The peppermint goby (Coryphopterus lipernes) can often be found lying on hard coral. They can be identified by their bright blue heads and yellow bodies. They're only about 3 cm long and very skittish, so getting a good picture takes patience. To get this picture, I swam in slowly, inching forward so that the goby became habituated to my presence. Once my camera was a in inch or so away from its head, I was able to take the photo.
Spinyhead blennies (Acanthemblemaria maria) live in small holes made by worms in the side of coral or other structures. The ones pictured have made their homes in fire coral (contrary to its name, fire coral isn't actually a coral, it's a hydroid). Spinyhead Blennies rest with their head outside the hole and the rest of the body inside so that their eyes can search for food and potential threats. Their eyes can actually look in different directions (in the third photo, one of the fish's eyes looks up and one looks to the side), an adaptation that allows them to focus on a potential predator and their prey at the same time.
As their name describes them, red-lipped blennies (Ophioblennius atlanticus) can be identified by their pinkish-red lips. They're more mobile than their smaller cousins, the secretary blennies; red-lipped blennies remain stationary with occasional hops from coral to coral.

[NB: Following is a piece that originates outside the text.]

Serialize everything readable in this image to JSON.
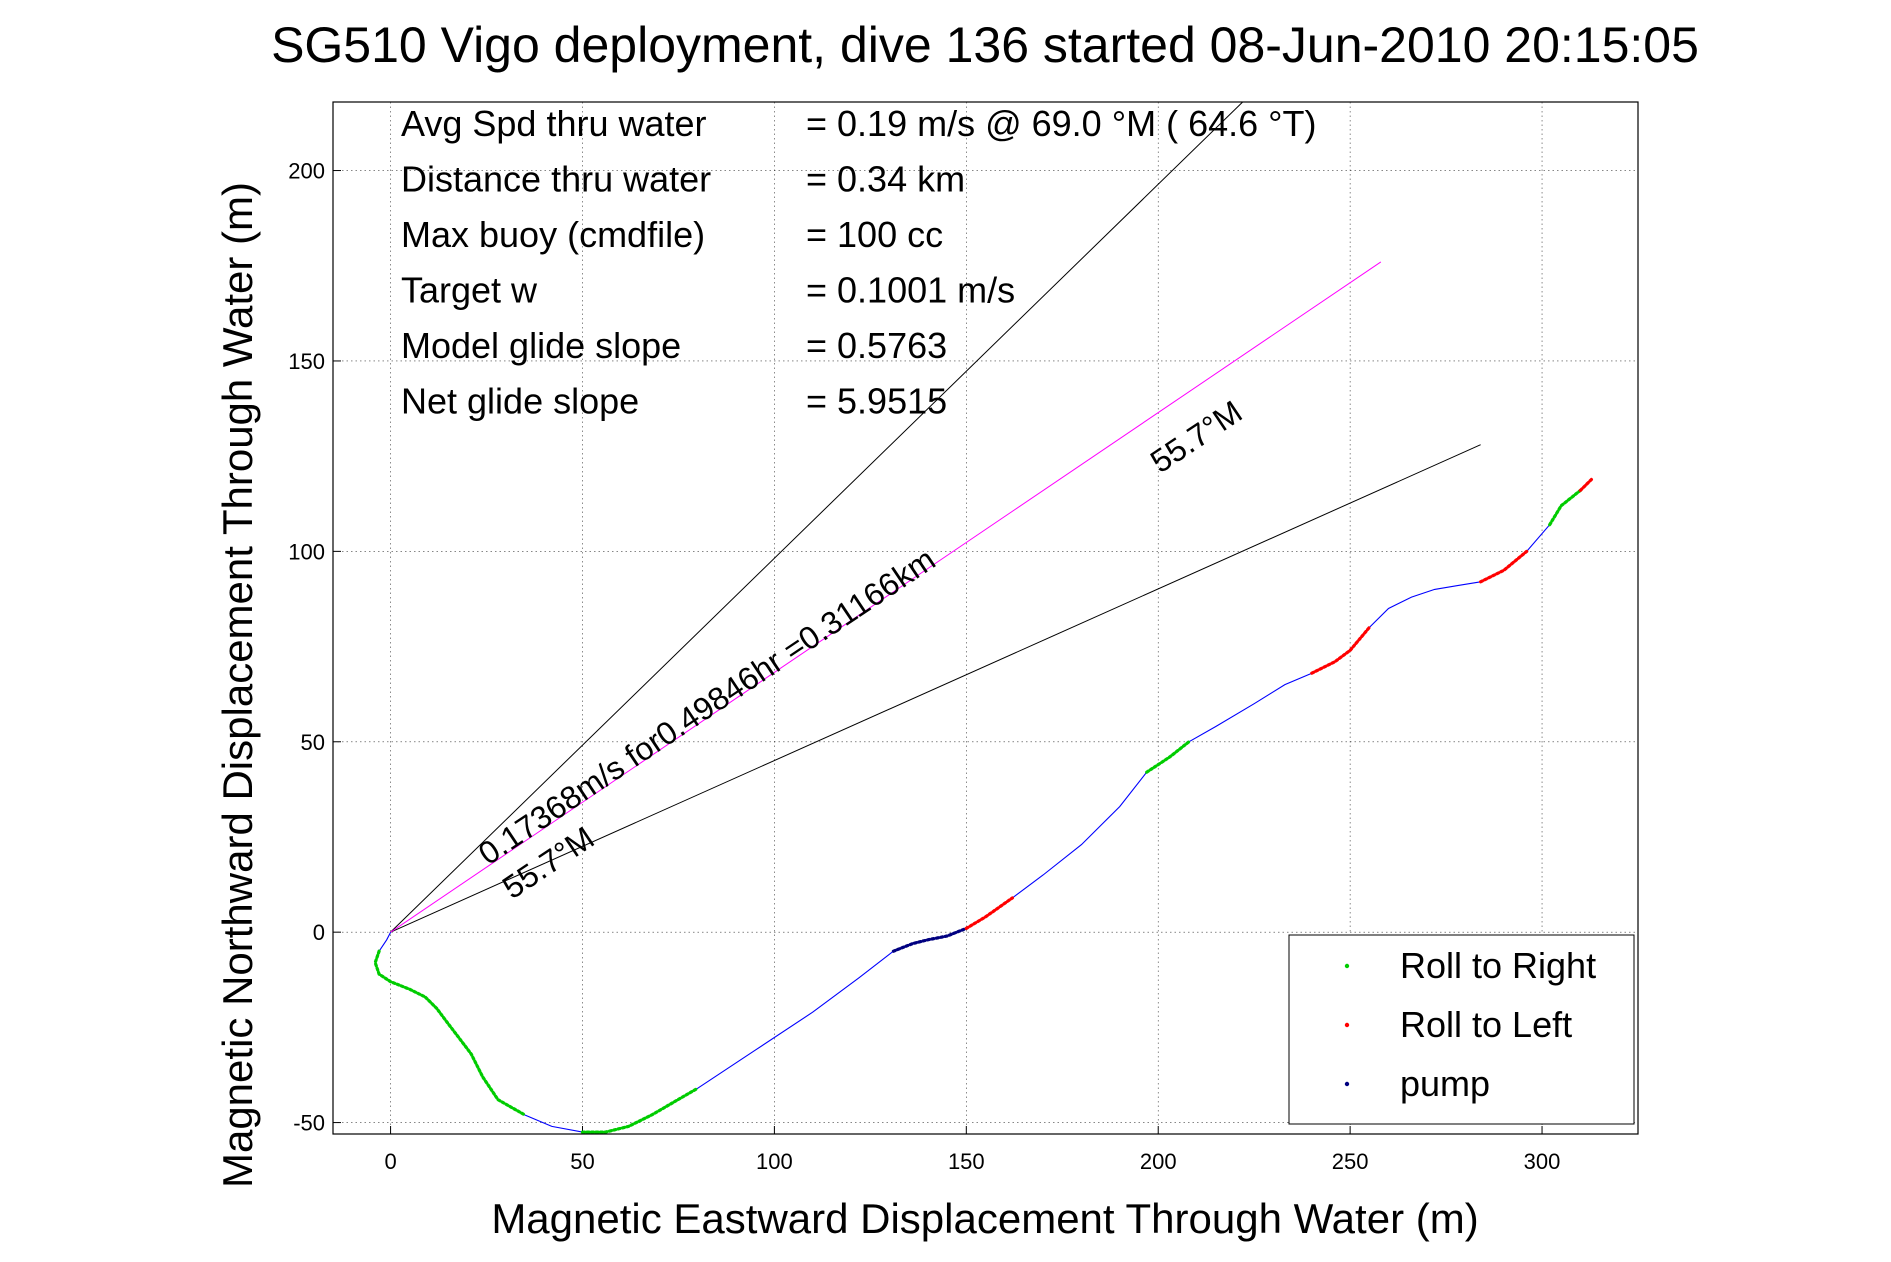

Although larger than secretary blennies, they are harder to photograph, as they often lie in the open where they are more skittish and less confident in their cover than secretary blennies which hide in holes.

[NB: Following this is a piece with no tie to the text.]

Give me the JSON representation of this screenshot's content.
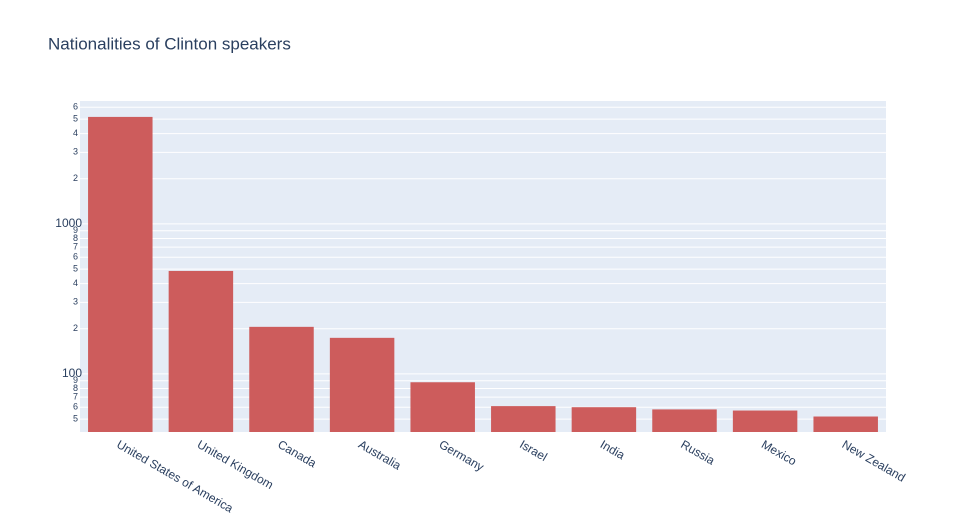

The flamingo tongue (Cyphoma gibbosum) is a type of snail that is often found feeding on gorgonians (soft corals). Their colorful exterior is a membrane surrounding a hard shell within. The flamingo tongue's coloration may have developed as a way of warning predators not to eat it due to its poisonous properties. The snail ingests toxins from the soft corals it eats, and those toxins build up in its body, inflicting harm on predators that eat the flamingo tongue.
Christmas Tree Worm
Upon first glance, the Christmas tree worm (Spirobranchus giganteus) doesn't look like a worm at all. They look more like two feathers poking out of a coral or plants out of a sci-fi movie. However, the Christmas tree worm most certainly is a worm; the rest of its body is inside whatever surface the worm has dug itself into. The exposed, Christmas-tree-like parts (crowns) of the worm are used for respiration and to capture microscopic organisms floating in the water. If you get too close or make waves towards the worm, it will quickly close up and its crowns and recede into its hole.